Monday, January 18, 2016

Redpoll update...

What a lovely weekend that was, sunny cold and crisp, just the job after weeks of clarts* and rain.

A few walks around the homelands added another 10 species to the 2016 Patch List, mainly very common stuff like Greylag, Greenfinch, Reed Bunting and Yellowhammer, but also 2 Willow Tits fighting and buzzing around at Craster soon to be joined by an equally tricky patch bird, a Treecreeper. Rock Pipits and a Shag were in Craster Harbour too, so its slowly coming along.

I might have seen more, If I hadn't been tempted back down to Johns patch at Birling to see what our Redpoll looked like in the sunshine.

After a full week of debate that had the emotions churning, at last, young Jonathan Farooqi has caught a photo, capturing the bird's very essence. Forget the Garner Redpoll Code for just a moment and wallow in this image for me.... in particular image number 8 from the top.

Now take yourself back 30 years, if you were birding then, and just think what your reaction would have been if you had found this in a hedge with a load of brown birds. All of us, to a man, would have shouted ARCTIC REDPOLL! 

I posted my own redpoll CV in the last episode, so you know that I have watched a lot of Mealy Redpolls over the years, but have never known one in the wild or in captivity to show that amount of whiteness or, more importantly, feather bulk and posture ( fluff, to you and I). Martin Garner suggests using 'jizz' before going into the minutiae. This bird, as soon as it settles, puffs itself into a round cotton wool ball, Every time. Only when coming in to feed does it take on a different persona, becoming all tight feathers and slimmer, like a fat bloke breathing in on the beach.( Not a word from you lot either).

So, on Sunday we managed some good views of the redpoll in both of its forms, both slim and fluffed, but mainly at a bit of a distance. The scope gave good views though. At one point it was on the ground scuffling for seed where it could be compared to Lesser Redpoll and Linnet.  This flock also has probably 2 Mealies in there, and one bird it associated with in particular was a big brown Mealy.

The bird still has a few problems that dont seem to fit with our current understanding of redpolls. That bill for instance gives it a Mealy look about it.  But I think thats the problem, we just dont know all there is. These birds are very difficult and may even merge in some areas though studies in Canada didn't think they interbred. Maybe Coues's Redpoll is more 'flexible' that we think....
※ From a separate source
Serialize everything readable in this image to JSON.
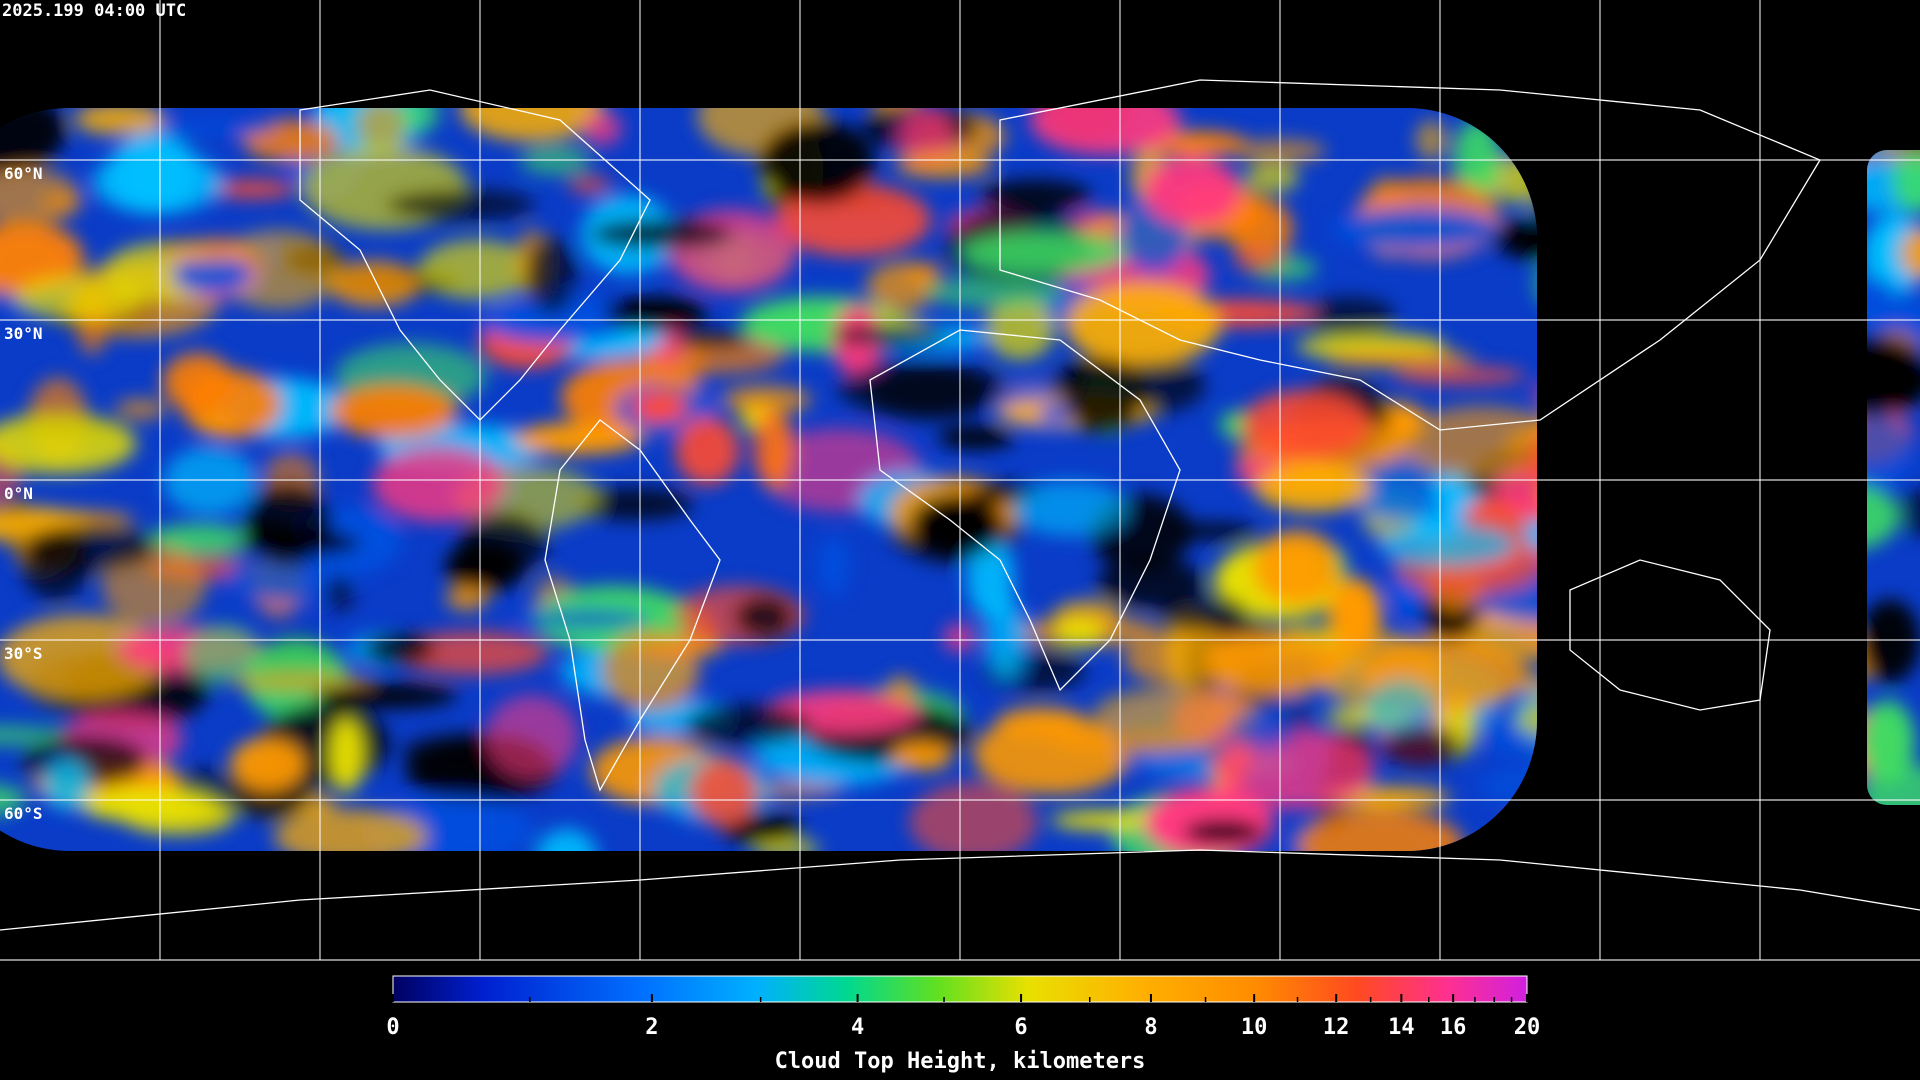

*mud for those south of the Tyne....

Notes from yesterday done in the car after my fingers had thawed out, hence scribbled writing. Colour added later back home.

Good enough for the Handbook....



7 comments:

Gary (Vipers) said...

Hi Stewart. This bird didn't show today but I did pick out at least two that I would have said were Mealies. They were sticking mainly to the South West corner of the game crop field, so quite distant. I think the only rule for Redpolls is forget about the rules.

Steve Gale said...

ARCTIC!!! Also love the blog header Stewart!

kirsty franklin said...

Hi Stewart

is this location/bird easy to find

cheers Nick

Simon Douglas Thompson said...

As ever, great sketches!

Andrew Hodson said...

I'm so pleased that my one and only certain Arctic (over 40 years ago) was a fluffy snowball. It also helped with ID that I was standing next to the then BTO Head of Ringing.

Your two posts are very informative and helpful. Thank you.

Stewart said...

Gary - Unlucky Gary, its not been difficult when I've been....
Steve - Yes!
Nick - Easy location Nick, bird only a couple of hundred yards from the car at most. Email me if you need details....
Simon - Cheers
Andrew - I've only had 2 before this one, both those self found, and accepted, but not for 20 years.

abbey meadows said...

Nice find Stew and John. I'll have to look to see if there is a flock of Redpolls at the old tip. Great illustrations Stew.